In 2012, the female completion rate for primary education in Guinea was only 61.5 percent. In some rural areas, this number was as low as 34 percent. Furthermore, the secondary school participation rate was around 40 percent for male students, compared to less than 26 percent for their female peers.
UNICEF, USAID, and other humanitarian organizations have introduced grassroots programs promoting girls’ education in Guinea. Programs include COMEF, which encourages mothers to become advocates for their daughters’ schooling. UNICEF championed the Accelerated Girls Education Initiative, which sought to increase enrollment rates but also the quality of girls’ education in Guinea. Many of these initiatives have made great strides with gender equity since Guinea is second in the region only to Ghana in terms of gender equity in the schooling system. Yet, large disparities still exist, and many young girls face hurdles in the effort to obtain an education.
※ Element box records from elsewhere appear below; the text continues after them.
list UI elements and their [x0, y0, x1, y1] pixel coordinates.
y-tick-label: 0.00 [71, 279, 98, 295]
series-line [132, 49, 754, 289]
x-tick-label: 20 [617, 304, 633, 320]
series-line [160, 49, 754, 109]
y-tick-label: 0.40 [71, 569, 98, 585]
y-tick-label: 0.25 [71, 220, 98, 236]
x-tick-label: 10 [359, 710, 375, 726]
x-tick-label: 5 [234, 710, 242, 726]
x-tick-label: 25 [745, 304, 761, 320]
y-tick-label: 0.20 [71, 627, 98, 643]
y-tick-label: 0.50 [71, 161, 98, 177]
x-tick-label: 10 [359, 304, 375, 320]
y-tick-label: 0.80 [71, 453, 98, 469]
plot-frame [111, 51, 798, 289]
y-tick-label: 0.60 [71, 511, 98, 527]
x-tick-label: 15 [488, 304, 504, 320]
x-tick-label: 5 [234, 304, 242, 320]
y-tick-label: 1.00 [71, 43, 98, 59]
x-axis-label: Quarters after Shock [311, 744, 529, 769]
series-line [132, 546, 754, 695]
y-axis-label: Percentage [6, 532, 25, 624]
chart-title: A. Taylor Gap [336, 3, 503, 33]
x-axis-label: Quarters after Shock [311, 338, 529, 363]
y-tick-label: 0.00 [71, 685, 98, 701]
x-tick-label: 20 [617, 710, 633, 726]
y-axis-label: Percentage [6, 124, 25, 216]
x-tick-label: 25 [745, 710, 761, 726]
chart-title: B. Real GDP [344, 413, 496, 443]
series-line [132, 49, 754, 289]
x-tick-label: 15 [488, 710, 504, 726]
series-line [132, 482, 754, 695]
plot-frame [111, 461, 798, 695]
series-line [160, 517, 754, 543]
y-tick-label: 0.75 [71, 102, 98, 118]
Barriers to girls’ education
Perhaps the largest barrier to girls’ education in Guinea is the deep-rooted sense of tradition and culture. In the type of cultured place as Guniea is, women are often viewed as solely mothers and housemakers. Such values often outweigh the perceived benefits for girls’ educational attainment, particularly in rural regions. It is a common belief that if a girl is educated, she will leave the home and lose her morals, making marriage and reproduction more difficult. Teen marriage in Guinea is very common- between 2008 and 2012, nearly 36 percent of teen girls were married. Thus, many girls drop out of school in favor of household chores that include watching younger siblings, cooking, marriage, and childbearing.
These traditional views create a dangerous cycle of illiteracy. Illiterate mothers are less likely to become advocates of their own daughter’s schooling. Programs have been established that encourage mothers to learn more about the importance of their daughter’s schooling and help them to become champions of girls’ education in Guinea. Through this participation and self-growth, mothers can become better role models for other mothers and their daughters.
Boys’ education is viewed more favorably by local communities, often being described as a “better investment.” This deep, systemic gender bias is very difficult to overcome. Parents that face limited resources and may only send one child to school will undoubtedly choose a son. Not only is boys’ education prioritized, but boys also face fewer challenges at school, such as exploitation, violence, and sexual assault.
Problems in schools
Female students in Guinea are often subject to sexual assault, abuse, and exploitation. Instances of teachers demanding sexual favors in return for passing marks, even if previously merited by student’s academic work, are way too common. Often there are no repercussions for the guilty teacher save a slap on the wrist. To ensure that girls have a safe learning environment, there must be codes of conduct for all teachers and strict ramifications for such behaviors, including loss of job and inability to be hired at any other institution.
Girls also face a risk to security due to lack of proper sanitation facilities. According to the United Nations Children’s Fund, an estimated 10 percent of school-aged girls in Africa skip school during women’s period or drop out due to lack of adequate facilities. With a slight improvement in sanitation in Guinean schools from 1997 to 2002, enrollment rates for girls increased 17 percent. Many schools still lack proper bathrooms with many lacking separate toilets for boys and girls and others missing complete privacy measures including cracked windows and broken doors.
There is a strong correlation between the number of female students in schools and the number of female teachers at that school. In 2017, less than half of the primary school teachers and only 30 percent of secondary teachers were female. Having a female teacher not only makes young girls feel safe in the classroom but also gives them a positive role model, making them empowered and motivated to finish their own schooling.
Effects of education
Education is a powerful weapon and shield for young girls. It protects them against child labor, increases participation in the workforce, increases earning capacity, decreases early marriage, and reduces infant and child mortality while also having positive effects on child nutrition. Educated women are more likely to understand their rights and how to exercise them socially, politically and economically. Finally, girls’ education can create a positive cycle meaning that educated mothers are more likely to enroll their own daughters in school and promote higher levels of educational attainment.
While Guinea has made significant progress in terms of girls’ educational availability, improvement is still needed. Support from government officials, religious leaders, and local community leaders may help to eradicate the traditional and apathetic view of girls’ education. Protecting girls against gender-based violence and sexual abuse and securing adequate sanitation facilities will create a safe learning environment. Increased representation of female teachers will promote female empowerment. If these main barriers to girls’ education in Guinea are eradicated then enrollment and completion rates will skyrocket.